I see a lot of houses that are bought and resold in a short amount of time. Most recently, I came across a property with a spread larger than many I have seen recently – for homes under or around $700K

    I assume it was an Investor/Flipper who bought this house in Denver for $325,000 – then a few months later, they resold it for $710,000.

    The spread here is $385,000. Is this a good thing? Bad thing? Red Flag? What do you think? We know they didn't make 385, right?

    I looked at the photos, and the house looks excellent. Of course, I can't comment on the quality of the work, but surely there are times when you all think that flipping a house is ok.

    Flipped Home – Original Sale $325,000. Renovated. Resold for $710,000.
    byu/Windsurfer-NZ inrealestateinvesting



    Posted by Windsurfer-NZ

    11 Comments

    1. It’s part of the market.

      A buyer can choose to buy a fixer or decide to buy a turn key freshly remodeled flip.

      Knowing what I know, I’d get a very good inspector and a trusted contractor to try to minimize surprises if I were buying such a house.

    2. Chances are probably the house of similar traits are already selling 700K at the time of purchase. 

      So this only begs of question what sort of problem there could be to have it half off

    3. StrongLetter7709 on

      No they certainly didn’t make $385k on it, but if they made $50-100k that was a good profit from one transaction. Just depends how much the costs were for reno/holding, agent fees, etc. Without knowing the condition of the house it’s hard to say, but ideally most investors look for about 15-30% net profit on the deal on avg. Real estate investing is far from easy b/c sellers usually want an unrealistic figure which is usually over-valued and buyers want the same which is usually undervalued.

      That’s why people go distressed which gets a bad rap, but those are the only ways to find a good deal. Pre-foreclosure, probates, tired landlords. Basically people that need/want to act fast. Some view this as predatory and maybe it is a bit, but the seller is offloading a property they are tired of dealing with, buyers get a good deal and make a decent profit. It’s not a perfect system by any means.

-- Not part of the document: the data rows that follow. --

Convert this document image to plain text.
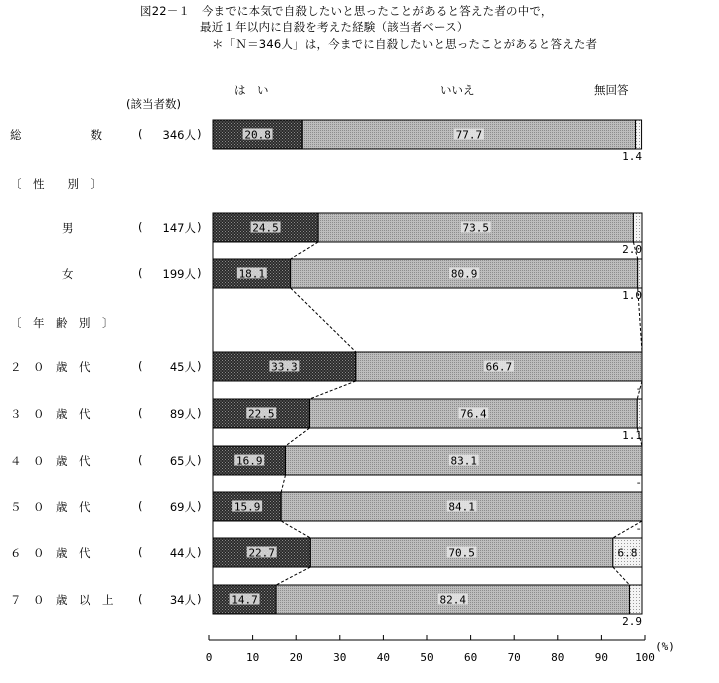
図22－１　今までに本気で自殺したいと思ったことがあると答えた者の中で，
最近１年以内に自殺を考えた経験（該当者ベース）
＊「Ｎ＝346人」は，今までに自殺したいと思ったことがあると答えた者
は　い	いいえ	無回答
(該当者数)
〔　性　　別　〕
〔　年　齢　別　〕
総　　　　　　数	( 346人 )
男	( 147人 )
女	( 199人 )
２　０　歳　代	( 45人 )
３　０　歳　代	( 89人 )
４　０　歳　代	( 65人 )
５　０　歳　代	( 69人 )
６　０　歳　代	( 44人 )
７　０　歳　以　上 ( 34人 )
20.8	77.7
1.4
24.5	73.5
2.0
18.1	80.9
1.0
33.3	66.7
-
22.5	76.4
1.1
16.9	83.1
-
15.9	84.1
-
22.7	70.5	6.8
14.7	82.4
2.9
0	10	20	30	40	50	60	70	80	90 100
(%)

      $325k for a property that just needs new flooring, cabinets and paint selling for $710k is a great opportunity. Even adding kitchen/bath rehabs with no roof/foundation issues depending on the sqft may still yield a decent profit. But again without knowing the condition the home was in before flipping it it’s hard to say if it was a good or bad deal.

    4. Houses are renovated all the time. What’s the question? If you’re a buyer, have it inspected.

    5. That’s sounds like a great yet rare opportunity just based off the buy and sell numbers. My est is about $150k – 200k profit depending on work done.

    6. In the Tampa area, specifically South Tampa, you can buy a very old house for $300k-$400k, redo it and sell for around $1M

    7. travelin_man_yeah on

      It’s normal. I invest with a real estate guy in Oregon that flips & wholesales houses and he’s had similar properties. What can vary quite a lot though is the quality of the flip. He does good quality materials, fixtures, appliances, etc with good workmanship (he’s a GC + real estate agent) but still makes a decent profit.

      Some however do not and just make the place look really good but do low quality work. Those are the properties you have to watch out for as things will just start falling apart after a few years.

    8. Spread looks huge, but profit rarely is. On a $710K resale, the flipper probably spent $150K–$200K on reno, $20K+ in agent fees, $10K+ in holding costs, and another 5% in closing/financing friction. That $385K spread quickly turns into maybe $80K net if everything went right, and one overrun or slow sale can erase that. It’s not a red flag, just the math behind the headline.